Fuller graduated from Wayne State University in 1950, with a bachelor's degree in literature and journalism. Fred Williams, a local amateur historian of Detroit's black community, became Fuller's mentor while he attended Wayne State. Aside from giving Fuller readings about Africa and African Americans, Williams also took him on his research trips to interview older members of the black community. After graduating, Fuller pursued a career in journalism. He worked at the Detroit Tribune (1949–51), the Michigan Chronicle (1951–54), and Ebony magazine (1954–57).

Becoming frustrated with the disconnect between Ebony’s content and the struggle for black freedom, he quit his position as the magazine's associate editor in 1957. In his autobiographical work Journey to Africa (1971), he describes his inability to find employment thereafter and his anger at the racially oppressive culture of America. As a result, Fuller moved to Europe, living for three years (1957 to 1960) on Mallorca. While in Mallorca, he wrote about West Africa for the Amsterdam Haagse Post. He spent three months in Algiers and Guinea, an experience that inspired him to write Journey to Africa.

Fuller's experiences in Africa gave him a new sense of purpose and led him to return to the United States in 1960. No longer concerned with reforming white American racial beliefs, he focused his attention on black America. He believed that African and African-American culture would inspire black Americans to take action against racial oppression and contribute to more confident expressions of their own identity. Robert Joseph Collier Encyclopedia hired Fuller as associate editor in 1960. In 1961, he became editor of The Negro Digest, resurrecting the publication after a 10-year hiatus. Fuller, unsatisfied with the digest format of the magazine, changed it to Black World in 1970. Negro Digest/Black World was devoted to black culture and arts and became an important platform for many Black Arts Movement writers. While being inspirational for many black authors at the time, Fuller was famously critical of Ralph Ellison for his lack of political fervor in his literature. When the publication was discontinued in 1976, Fuller moved to Atlanta and founded the journal First World (1977–80). He wrote articles, under the pseudonym of William Barrow, for publications including The New Yorker, The New Republic and the Christian Science Monitor.

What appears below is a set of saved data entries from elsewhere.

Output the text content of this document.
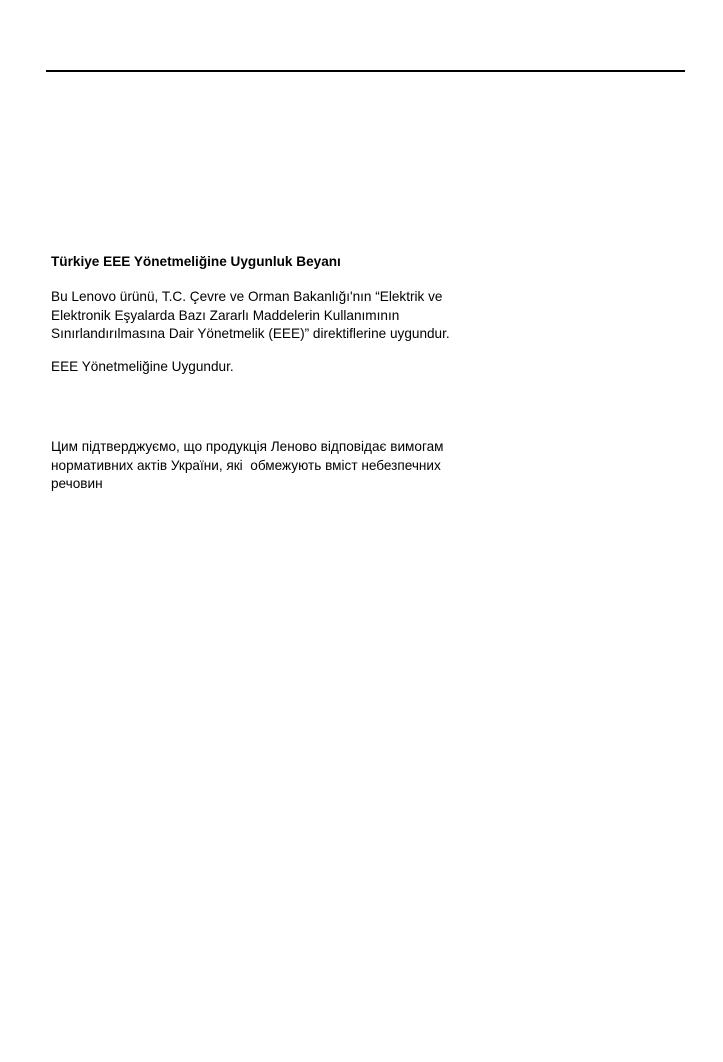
Türkiye EEE Yönetmeliğine Uygunluk Beyanı
Bu Lenovo ürünü, T.C. Çevre ve Orman Bakanlığı'nın “Elektrik ve
Elektronik Eşyalarda Bazı Zararlı Maddelerin Kullanımının
Sınırlandırılmasına Dair Yönetmelik (EEE)” direktiflerine uygundur.
EEE Yönetmeliğine Uygundur.
Цим підтверджуємо, що продукція Леново відповідає вимогам
нормативних актів України, які  обмежують вміст небезпечних
речовин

Fuller worked at several universities, including Cornell University and Northwestern University. He visited Africa again in 1965–66 as a John Hay Whitney Opportunity Fellow. He also helped organize several Pan-African festivals and formed the Chicago Organization of Black American Culture, a writers’ group. In 1981, Fuller died of a heart attack in Atlanta.

==Works==
- Journey To Africa (1971)
- The Turning of the Wheel, Or, Are Black Men Serious (1972)

==Relevant literature==
- Fenderson, Jonathan. 2019. Building the Black Arts Movement: Hoyt Fuller and the Cultural Politics of the 1960s. University of Illinois Press.